The carrier will kick off its shipments to Mexico, with destinations including Mexico City, Cancun, Cabo San Lucas/Los Cabos and Puerto Vallarta, pending government approvals. Southwest Airlines senior director for cargo and charters, Wally Devereaux, told Air Cargo World, here at the AirCargo 2018 conference, that the airline expects to add more routes in Mexico and the Caribbean through 2018 and build steadily on an international cargo business Southwest expects to be small – at first.

“We already have a very large domestic cargo throughput, so the initial volume increase will be small,” Devereaux said. The bigger idea, he added, is to begin these routes now so that in five years or so, international volumes with the carrier will be a substantial slice of its total cargo throughput.

Southwest expects healthy trade on its routes between the United States and Mexico, with northbound flights likely moving perishables to the U.S., while flights to Mexico are expected to transport a variety of cargo, including pharmaceutical products and e-commerce goods.

SCS will include capabilities to facilitate customs procedures between the countries, Devereaux said, and added that, while Southwest is keeping a close eye on discussions of potential changes to the North American Free Trade Act (NAFTA), “the kind of cargo we will be carrying is not likely to be impacted by changes to NAFTA.”

Devereaux emphasized that the implementation of the carrier’s new SCS system is a vital step in introducing international routes. SCS will introduce the option for customers to book cargo on flights in advance, and permits the use of electronic airway bills (e-AWBs).

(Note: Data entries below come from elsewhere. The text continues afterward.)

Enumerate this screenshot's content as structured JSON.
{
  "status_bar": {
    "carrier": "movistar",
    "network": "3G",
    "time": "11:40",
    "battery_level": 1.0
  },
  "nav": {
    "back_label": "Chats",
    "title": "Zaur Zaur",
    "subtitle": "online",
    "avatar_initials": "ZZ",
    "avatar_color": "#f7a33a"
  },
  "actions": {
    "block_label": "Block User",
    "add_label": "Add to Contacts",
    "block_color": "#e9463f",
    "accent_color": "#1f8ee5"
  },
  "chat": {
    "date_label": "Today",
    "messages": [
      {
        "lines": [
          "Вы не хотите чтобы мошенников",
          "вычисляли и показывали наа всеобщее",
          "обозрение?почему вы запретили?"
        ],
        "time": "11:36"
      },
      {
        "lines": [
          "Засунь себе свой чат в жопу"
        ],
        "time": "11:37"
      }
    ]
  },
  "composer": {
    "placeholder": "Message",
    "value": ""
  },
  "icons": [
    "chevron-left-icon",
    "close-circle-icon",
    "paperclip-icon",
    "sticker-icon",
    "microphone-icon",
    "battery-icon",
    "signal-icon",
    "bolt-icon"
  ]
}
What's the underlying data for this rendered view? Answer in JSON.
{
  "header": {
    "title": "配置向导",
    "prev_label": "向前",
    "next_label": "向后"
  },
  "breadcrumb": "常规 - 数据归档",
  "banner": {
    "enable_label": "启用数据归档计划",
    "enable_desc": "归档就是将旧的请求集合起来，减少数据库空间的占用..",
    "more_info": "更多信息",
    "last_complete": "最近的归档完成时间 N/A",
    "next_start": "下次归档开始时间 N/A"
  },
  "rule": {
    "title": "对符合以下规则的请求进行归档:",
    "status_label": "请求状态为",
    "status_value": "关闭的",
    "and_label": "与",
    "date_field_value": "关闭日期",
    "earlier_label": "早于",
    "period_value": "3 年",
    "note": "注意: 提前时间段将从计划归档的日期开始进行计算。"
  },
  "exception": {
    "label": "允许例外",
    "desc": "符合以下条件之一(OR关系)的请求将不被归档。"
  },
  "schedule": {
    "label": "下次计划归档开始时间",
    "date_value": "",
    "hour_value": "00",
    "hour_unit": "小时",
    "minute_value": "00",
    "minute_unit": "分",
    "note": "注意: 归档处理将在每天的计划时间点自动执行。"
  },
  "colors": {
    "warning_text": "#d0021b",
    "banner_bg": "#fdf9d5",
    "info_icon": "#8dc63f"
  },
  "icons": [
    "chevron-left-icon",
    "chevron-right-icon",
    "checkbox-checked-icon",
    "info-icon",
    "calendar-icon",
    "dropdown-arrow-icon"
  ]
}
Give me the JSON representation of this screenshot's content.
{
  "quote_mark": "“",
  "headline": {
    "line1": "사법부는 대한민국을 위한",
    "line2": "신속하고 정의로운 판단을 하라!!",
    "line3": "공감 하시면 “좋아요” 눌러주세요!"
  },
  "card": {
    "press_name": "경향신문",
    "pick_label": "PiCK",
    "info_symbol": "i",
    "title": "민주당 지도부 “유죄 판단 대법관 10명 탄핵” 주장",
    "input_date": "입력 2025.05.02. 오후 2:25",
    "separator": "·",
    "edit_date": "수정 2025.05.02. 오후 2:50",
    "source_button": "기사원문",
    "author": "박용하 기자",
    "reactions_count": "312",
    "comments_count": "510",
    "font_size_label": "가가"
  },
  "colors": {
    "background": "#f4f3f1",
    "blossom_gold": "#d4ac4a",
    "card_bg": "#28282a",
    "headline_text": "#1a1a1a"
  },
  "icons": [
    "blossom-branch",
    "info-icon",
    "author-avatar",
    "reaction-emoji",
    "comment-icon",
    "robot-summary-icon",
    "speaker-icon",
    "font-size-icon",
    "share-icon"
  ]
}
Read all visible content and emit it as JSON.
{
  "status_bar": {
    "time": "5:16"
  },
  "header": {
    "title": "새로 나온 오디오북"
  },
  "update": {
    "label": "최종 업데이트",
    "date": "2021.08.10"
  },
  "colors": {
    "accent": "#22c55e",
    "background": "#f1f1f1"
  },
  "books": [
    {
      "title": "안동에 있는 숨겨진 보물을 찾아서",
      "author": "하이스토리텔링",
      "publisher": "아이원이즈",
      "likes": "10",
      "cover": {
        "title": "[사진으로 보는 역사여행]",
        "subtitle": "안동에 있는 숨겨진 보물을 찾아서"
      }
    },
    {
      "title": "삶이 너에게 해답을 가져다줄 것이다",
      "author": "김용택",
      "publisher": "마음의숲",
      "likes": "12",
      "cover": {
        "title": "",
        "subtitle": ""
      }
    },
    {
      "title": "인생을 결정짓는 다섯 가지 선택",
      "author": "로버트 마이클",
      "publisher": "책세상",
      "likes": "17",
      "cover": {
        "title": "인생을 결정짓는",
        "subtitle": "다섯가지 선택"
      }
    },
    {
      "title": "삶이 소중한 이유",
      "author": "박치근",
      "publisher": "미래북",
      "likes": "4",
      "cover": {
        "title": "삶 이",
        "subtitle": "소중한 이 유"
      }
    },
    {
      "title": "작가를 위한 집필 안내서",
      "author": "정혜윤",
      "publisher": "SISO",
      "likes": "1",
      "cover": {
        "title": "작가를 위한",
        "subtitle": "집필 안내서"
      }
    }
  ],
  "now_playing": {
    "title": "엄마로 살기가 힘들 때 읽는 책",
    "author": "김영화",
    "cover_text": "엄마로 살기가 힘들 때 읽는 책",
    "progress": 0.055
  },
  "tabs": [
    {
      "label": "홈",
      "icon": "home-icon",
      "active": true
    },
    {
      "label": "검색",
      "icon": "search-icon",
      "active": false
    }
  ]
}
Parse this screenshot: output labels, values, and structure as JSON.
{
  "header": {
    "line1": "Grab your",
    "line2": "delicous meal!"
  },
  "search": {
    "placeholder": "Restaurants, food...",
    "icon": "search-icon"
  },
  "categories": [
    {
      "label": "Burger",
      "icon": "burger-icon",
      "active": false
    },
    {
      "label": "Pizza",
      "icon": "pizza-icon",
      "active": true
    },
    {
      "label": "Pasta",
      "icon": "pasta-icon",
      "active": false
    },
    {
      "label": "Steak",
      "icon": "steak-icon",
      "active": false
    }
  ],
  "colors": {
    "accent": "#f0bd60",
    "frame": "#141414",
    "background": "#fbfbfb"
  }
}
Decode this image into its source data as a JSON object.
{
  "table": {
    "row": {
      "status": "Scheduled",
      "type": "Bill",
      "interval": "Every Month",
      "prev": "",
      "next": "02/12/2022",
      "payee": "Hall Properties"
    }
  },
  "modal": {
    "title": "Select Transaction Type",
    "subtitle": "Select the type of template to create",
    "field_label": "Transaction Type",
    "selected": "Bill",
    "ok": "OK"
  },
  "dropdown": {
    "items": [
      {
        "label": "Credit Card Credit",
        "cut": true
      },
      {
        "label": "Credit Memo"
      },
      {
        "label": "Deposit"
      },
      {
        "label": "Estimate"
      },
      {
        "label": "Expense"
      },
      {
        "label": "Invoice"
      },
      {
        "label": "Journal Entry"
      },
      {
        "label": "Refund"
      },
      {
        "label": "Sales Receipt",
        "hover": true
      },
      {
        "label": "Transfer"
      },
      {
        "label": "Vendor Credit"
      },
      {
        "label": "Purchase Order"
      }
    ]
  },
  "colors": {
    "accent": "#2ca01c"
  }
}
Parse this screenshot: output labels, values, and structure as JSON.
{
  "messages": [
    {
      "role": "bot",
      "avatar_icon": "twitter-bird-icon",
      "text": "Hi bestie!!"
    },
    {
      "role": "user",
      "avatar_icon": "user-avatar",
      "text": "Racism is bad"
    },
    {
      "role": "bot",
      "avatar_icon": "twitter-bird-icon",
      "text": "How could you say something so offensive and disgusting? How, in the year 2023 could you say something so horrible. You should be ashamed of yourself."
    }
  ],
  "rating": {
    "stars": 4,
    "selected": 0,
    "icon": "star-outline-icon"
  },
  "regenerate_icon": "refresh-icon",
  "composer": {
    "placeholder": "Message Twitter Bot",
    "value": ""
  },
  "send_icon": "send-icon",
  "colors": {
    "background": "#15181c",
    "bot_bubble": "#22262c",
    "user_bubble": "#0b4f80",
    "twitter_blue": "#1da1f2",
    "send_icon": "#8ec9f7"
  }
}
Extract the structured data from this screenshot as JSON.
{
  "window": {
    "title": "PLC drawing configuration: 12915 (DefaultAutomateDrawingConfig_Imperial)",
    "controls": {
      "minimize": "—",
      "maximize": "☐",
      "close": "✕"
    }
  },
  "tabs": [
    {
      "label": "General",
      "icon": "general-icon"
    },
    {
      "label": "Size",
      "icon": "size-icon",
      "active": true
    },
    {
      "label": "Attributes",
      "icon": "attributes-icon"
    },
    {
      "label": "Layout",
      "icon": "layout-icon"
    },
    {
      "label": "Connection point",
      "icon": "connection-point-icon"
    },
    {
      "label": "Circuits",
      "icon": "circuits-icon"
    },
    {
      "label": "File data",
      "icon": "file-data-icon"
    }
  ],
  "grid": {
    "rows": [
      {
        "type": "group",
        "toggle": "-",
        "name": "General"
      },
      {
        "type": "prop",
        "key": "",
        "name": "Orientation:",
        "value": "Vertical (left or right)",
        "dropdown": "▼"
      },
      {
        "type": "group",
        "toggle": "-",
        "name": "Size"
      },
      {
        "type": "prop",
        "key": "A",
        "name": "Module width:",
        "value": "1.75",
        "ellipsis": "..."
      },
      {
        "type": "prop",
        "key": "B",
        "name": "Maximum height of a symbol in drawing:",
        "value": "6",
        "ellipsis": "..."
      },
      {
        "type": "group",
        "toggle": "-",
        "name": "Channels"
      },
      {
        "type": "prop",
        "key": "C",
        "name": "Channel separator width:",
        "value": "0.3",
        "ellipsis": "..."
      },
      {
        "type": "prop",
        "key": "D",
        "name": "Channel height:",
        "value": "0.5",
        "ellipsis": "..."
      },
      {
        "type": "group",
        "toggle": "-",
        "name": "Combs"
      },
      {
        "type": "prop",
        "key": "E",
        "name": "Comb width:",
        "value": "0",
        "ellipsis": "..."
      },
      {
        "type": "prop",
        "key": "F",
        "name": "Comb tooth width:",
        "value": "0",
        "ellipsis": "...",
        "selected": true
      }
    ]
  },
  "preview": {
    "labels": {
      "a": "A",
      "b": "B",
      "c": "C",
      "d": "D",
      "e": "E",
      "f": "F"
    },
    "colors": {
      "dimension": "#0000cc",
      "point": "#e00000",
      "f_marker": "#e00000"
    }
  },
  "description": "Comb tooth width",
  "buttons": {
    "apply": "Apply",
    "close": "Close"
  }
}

The advance-booking option will be a gradual roll-out after SCS’s March launch and will not be required for domestic cargo shipments. However, the advance-booking option Southwest is introducing with SCS will be mandatory for international cargo shipments – some booked in advance through SCS and some over the phone with Southwest’s customer care center.

“With the phase-in of advance booking, e-airway bills become important,” Devereaux added. Although some smaller forwarders, in particular, have hesitated to adopt e-AWBs due to the time and money costs of doing so, “the benefits offered will hopefully motivate Southwest’s partners” to do just that, Devereaux said.  He added that Southwest does not anticipate any problems getting its partners on board with e-AWBs.